Agree to disagree, it's that simple. You will always have your view and I shall have mine. I personally have not refused babysitting on this basis (birds of a feather tend to flock together so it is not normal for me to see people putting such a sign over their baby's cot) I can certainly understand that some people would.

irisgg7 · 26/12/2023 16:08

Angelsrose · Today 12:47

@Meowandthen I think it is simply the risk that this new mother is taking. It is alright for everyone to do what they think is best as I already said. However one cannot expect to have everything just as they would like it, it's not real life nor is it realistic. If you don't want people to ever hold your baby then those same people may not feel particularly bonded to the child and may feel uncomfortable having contact with the child or babysitting in the future. I'm not sure what's difficult for you to understand about that.Angelsrose · Today 12:47

@Meowandthen I think it is simply the risk that this new mother is taking. It is alright for everyone to do what they think is best as I already said. However one cannot expect to have everything just as they would like it, it's not real life nor is it realistic. If you don't want people to ever hold your baby then those same people may not feel particularly bonded to the child and may feel uncomfortable having contact with the child or babysitting in the future.
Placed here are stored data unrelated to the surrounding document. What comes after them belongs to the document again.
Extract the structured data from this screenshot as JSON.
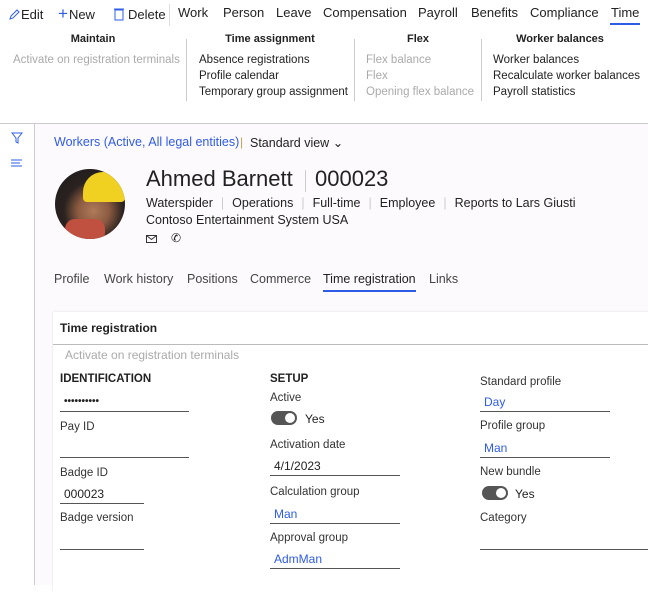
{
  "commands": {
    "edit": "Edit",
    "new": "New",
    "delete": "Delete"
  },
  "tabs": [
    "Work",
    "Person",
    "Leave",
    "Compensation",
    "Payroll",
    "Benefits",
    "Compliance",
    "Time"
  ],
  "active_tab": "Time",
  "ribbon": {
    "maintain": {
      "title": "Maintain",
      "items": [
        "Activate on registration terminals"
      ]
    },
    "time_assignment": {
      "title": "Time assignment",
      "items": [
        "Absence registrations",
        "Profile calendar",
        "Temporary group assignment"
      ]
    },
    "flex": {
      "title": "Flex",
      "items": [
        "Flex balance",
        "Flex",
        "Opening flex balance"
      ]
    },
    "worker_balances": {
      "title": "Worker balances",
      "items": [
        "Worker balances",
        "Recalculate worker balances",
        "Payroll statistics"
      ]
    }
  },
  "breadcrumb": {
    "link": "Workers (Active, All legal entities)",
    "view": "Standard view"
  },
  "worker": {
    "name": "Ahmed Barnett",
    "id": "000023",
    "details": [
      "Waterspider",
      "Operations",
      "Full-time",
      "Employee",
      "Reports to Lars Giusti"
    ],
    "company": "Contoso Entertainment System USA"
  },
  "detail_tabs": [
    "Profile",
    "Work history",
    "Positions",
    "Commerce",
    "Time registration",
    "Links"
  ],
  "card": {
    "title": "Time registration",
    "action": "Activate on registration terminals",
    "identification": {
      "heading": "IDENTIFICATION",
      "password": "••••••••••",
      "pay_id_label": "Pay ID",
      "pay_id": "",
      "badge_id_label": "Badge ID",
      "badge_id": "000023",
      "badge_version_label": "Badge version",
      "badge_version": ""
    },
    "setup": {
      "heading": "SETUP",
      "active_label": "Active",
      "active": "Yes",
      "activation_date_label": "Activation date",
      "activation_date": "4/1/2023",
      "calc_group_label": "Calculation group",
      "calc_group": "Man",
      "approval_group_label": "Approval group",
      "approval_group": "AdmMan"
    },
    "profile": {
      "standard_profile_label": "Standard profile",
      "standard_profile": "Day",
      "profile_group_label": "Profile group",
      "profile_group": "Man",
      "new_bundle_label": "New bundle",
      "new_bundle": "Yes",
      "category_label": "Category",
      "category": ""
    }
  },
  "colors": {
    "accent": "#2e5ce6",
    "toggle_on": "#555555"
  }
}
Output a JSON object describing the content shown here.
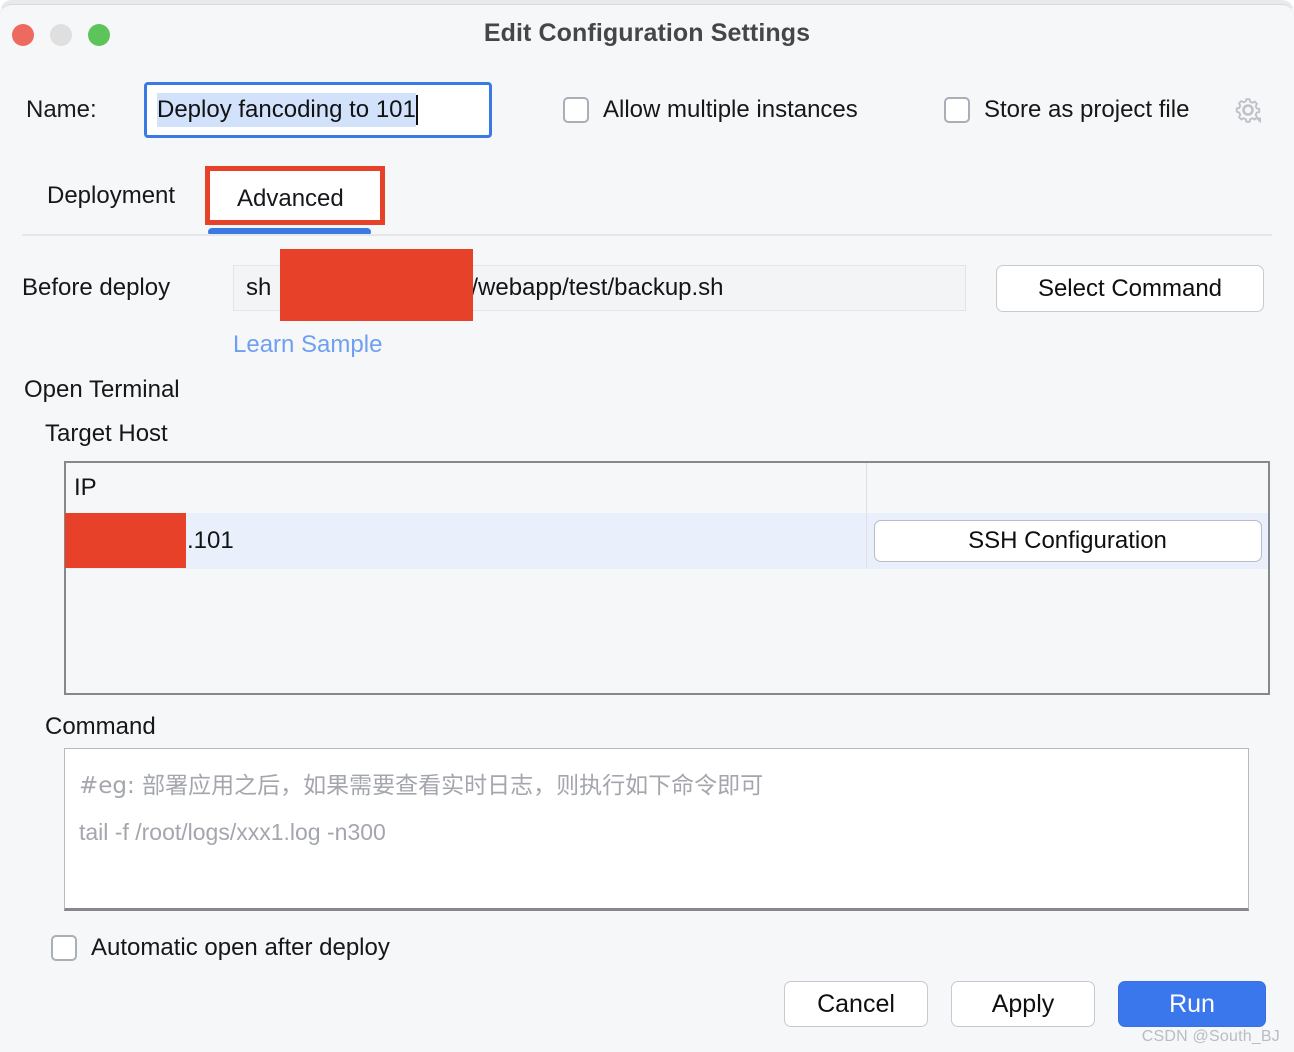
{
  "window": {
    "title": "Edit Configuration Settings",
    "traffic_lights": [
      "close-button",
      "minimize-button",
      "maximize-button"
    ]
  },
  "name_row": {
    "label": "Name:",
    "value": "Deploy fancoding to 101",
    "allow_multiple": {
      "label": "Allow multiple instances",
      "checked": false
    },
    "store_project_file": {
      "label": "Store as project file",
      "checked": false
    },
    "gear_icon": "gear-icon"
  },
  "tabs": [
    {
      "label": "Deployment",
      "active": false
    },
    {
      "label": "Advanced",
      "active": true
    }
  ],
  "before_deploy": {
    "label": "Before deploy",
    "value_prefix": "sh",
    "value_suffix": "/webapp/test/backup.sh",
    "redacted": true,
    "select_command_label": "Select Command",
    "learn_link": "Learn Sample"
  },
  "open_terminal": {
    "label": "Open Terminal",
    "target_host_label": "Target Host",
    "table": {
      "columns": [
        "IP",
        ""
      ],
      "rows": [
        {
          "ip": ".101",
          "ip_redacted": true,
          "action_label": "SSH Configuration",
          "selected": true
        }
      ]
    }
  },
  "command": {
    "label": "Command",
    "value": "",
    "placeholder_line1": "#eg: 部署应用之后，如果需要查看实时日志，则执行如下命令即可",
    "placeholder_line2": "tail -f /root/logs/xxx1.log -n300"
  },
  "automatic_open": {
    "label": "Automatic open after deploy",
    "checked": false
  },
  "footer": {
    "cancel_label": "Cancel",
    "apply_label": "Apply",
    "run_label": "Run",
    "watermark": "CSDN @South_BJ"
  },
  "colors": {
    "accent_blue": "#3b77ec",
    "annotation_red": "#e8412a",
    "link_blue": "#6f9ff0",
    "row_selected": "#e9effb"
  }
}
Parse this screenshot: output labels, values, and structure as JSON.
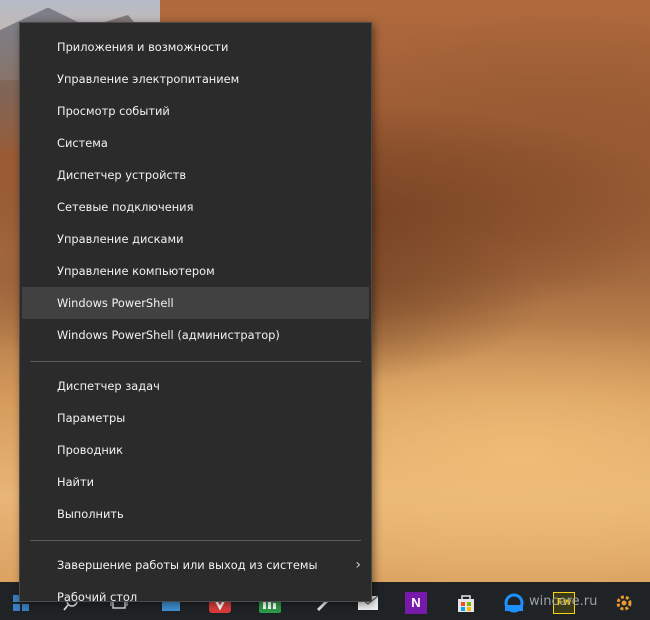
{
  "menu": {
    "group1": [
      "Приложения и возможности",
      "Управление электропитанием",
      "Просмотр событий",
      "Система",
      "Диспетчер устройств",
      "Сетевые подключения",
      "Управление дисками",
      "Управление компьютером",
      "Windows PowerShell",
      "Windows PowerShell (администратор)"
    ],
    "group2": [
      "Диспетчер задач",
      "Параметры",
      "Проводник",
      "Найти",
      "Выполнить"
    ],
    "group3": {
      "shutdown": "Завершение работы или выход из системы",
      "desktop": "Рабочий стол"
    },
    "hovered_item": "Windows PowerShell"
  },
  "taskbar": {
    "icons": [
      "windows-icon",
      "search-icon",
      "task-view-icon",
      "store-bag-icon",
      "vivaldi-icon",
      "green-app-icon",
      "pen-icon",
      "mail-icon",
      "onenote-icon",
      "microsoft-store-icon",
      "ie-beta-icon",
      "fireworks-icon",
      "settings-gear-icon"
    ],
    "onenote_label": "N",
    "fireworks_label": "Fw",
    "ie_badge": "BETA"
  },
  "watermark": "wincore.ru",
  "colors": {
    "menu_bg": "#2b2b2b",
    "menu_hover": "#414141",
    "menu_text": "#f2f2f2",
    "taskbar_bg": "#1f2326",
    "onenote": "#7719aa",
    "fireworks": "#f7d117"
  }
}
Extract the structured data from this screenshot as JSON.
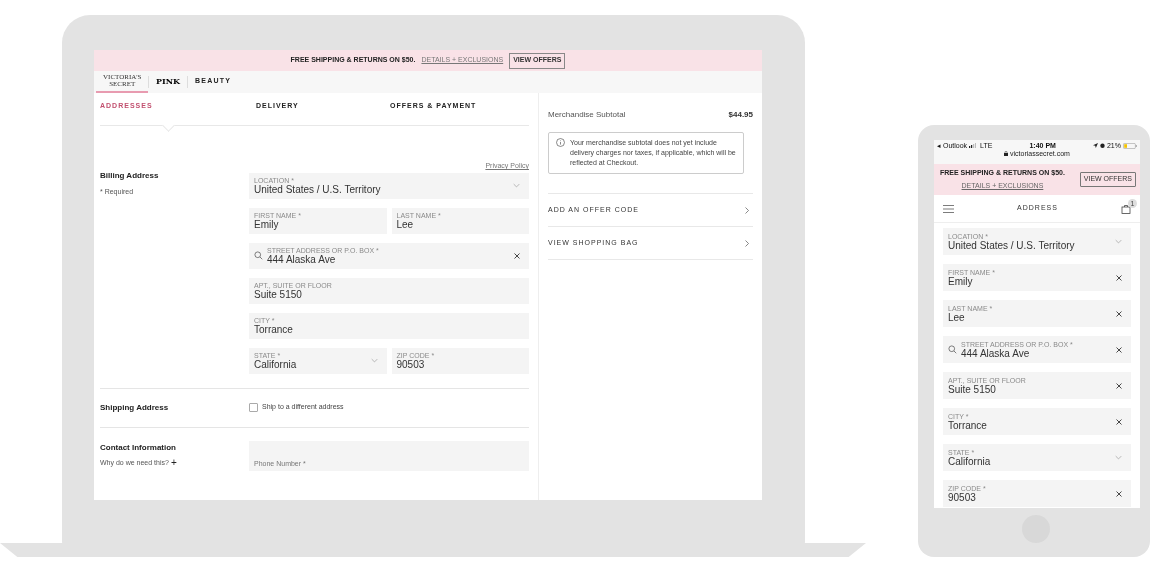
{
  "laptop": {
    "promo": {
      "text": "FREE SHIPPING & RETURNS ON $50.",
      "link": "DETAILS + EXCLUSIONS",
      "button": "VIEW OFFERS"
    },
    "brands": [
      {
        "label": "VICTORIA'S SECRET",
        "kind": "serif",
        "selected": true
      },
      {
        "label": "PINK",
        "kind": "bold",
        "selected": false
      },
      {
        "label": "BEAUTY",
        "kind": "spaced",
        "selected": false
      }
    ],
    "steps": [
      {
        "label": "ADDRESSES",
        "selected": true
      },
      {
        "label": "DELIVERY",
        "selected": false
      },
      {
        "label": "OFFERS & PAYMENT",
        "selected": false
      }
    ],
    "billing": {
      "title": "Billing Address",
      "required": "* Required",
      "privacy": "Privacy Policy",
      "rows": [
        {
          "fields": [
            {
              "kind": "select",
              "label": "LOCATION *",
              "value": "United States / U.S. Territory",
              "clearable": false
            }
          ]
        },
        {
          "fields": [
            {
              "kind": "text",
              "label": "FIRST NAME *",
              "value": "Emily",
              "clearable": false
            },
            {
              "kind": "text",
              "label": "LAST NAME *",
              "value": "Lee",
              "clearable": false
            }
          ]
        },
        {
          "fields": [
            {
              "kind": "search",
              "label": "STREET ADDRESS OR P.O. BOX *",
              "value": "444 Alaska Ave",
              "clearable": true
            }
          ]
        },
        {
          "fields": [
            {
              "kind": "text",
              "label": "APT., SUITE OR FLOOR",
              "value": "Suite 5150",
              "clearable": false
            }
          ]
        },
        {
          "fields": [
            {
              "kind": "text",
              "label": "CITY *",
              "value": "Torrance",
              "clearable": false
            }
          ]
        },
        {
          "fields": [
            {
              "kind": "select",
              "label": "STATE *",
              "value": "California",
              "clearable": false
            },
            {
              "kind": "text",
              "label": "ZIP CODE *",
              "value": "90503",
              "clearable": false
            }
          ]
        }
      ]
    },
    "shipping": {
      "title": "Shipping Address",
      "checkbox": {
        "label": "Ship to a different address",
        "checked": false
      }
    },
    "contact": {
      "title": "Contact Information",
      "why": "Why do we need this?",
      "expander": "+",
      "phone_placeholder": "Phone Number *"
    },
    "summary": {
      "label": "Merchandise Subtotal",
      "value": "$44.95",
      "note": "Your merchandise subtotal does not yet include delivery charges nor taxes, if applicable, which will be reflected at Checkout.",
      "links": [
        "ADD AN OFFER CODE",
        "VIEW SHOPPING BAG"
      ]
    }
  },
  "phone": {
    "status": {
      "back": "◂ Outlook",
      "network": "LTE",
      "time": "1:40 PM",
      "battery": "21%",
      "url": "victoriassecret.com"
    },
    "promo": {
      "text": "FREE SHIPPING & RETURNS ON $50.",
      "link": "DETAILS + EXCLUSIONS",
      "button": "VIEW OFFERS"
    },
    "title": "ADDRESS",
    "bag_count": "1",
    "fields": [
      {
        "kind": "select",
        "label": "LOCATION *",
        "value": "United States / U.S. Territory",
        "clearable": false
      },
      {
        "kind": "text",
        "label": "FIRST NAME *",
        "value": "Emily",
        "clearable": true
      },
      {
        "kind": "text",
        "label": "LAST NAME *",
        "value": "Lee",
        "clearable": true
      },
      {
        "kind": "search",
        "label": "STREET ADDRESS OR P.O. BOX *",
        "value": "444 Alaska Ave",
        "clearable": true
      },
      {
        "kind": "text",
        "label": "APT., SUITE OR FLOOR",
        "value": "Suite 5150",
        "clearable": true
      },
      {
        "kind": "text",
        "label": "CITY *",
        "value": "Torrance",
        "clearable": true
      },
      {
        "kind": "select",
        "label": "STATE *",
        "value": "California",
        "clearable": false
      },
      {
        "kind": "text",
        "label": "ZIP CODE *",
        "value": "90503",
        "clearable": true
      }
    ]
  }
}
I'm not sure what's difficult for you to understand about that.
--

Two of your posts. no ,I'm not agreeing to disagree. You are suggesting people will not feel bonded to a child, because they couldn't hold a four week old (vulnerable to infection) baby.
You said that would make you uncomfortable bonding or offering babysitting years later?
You would prefer to refuse contact with a family member because you didn't get a hug at 4 weeks?

Actually yes, one (a new mum)can expect to have everything just as they like it, they may need a sign. Powerful women can insist on exactly what they want!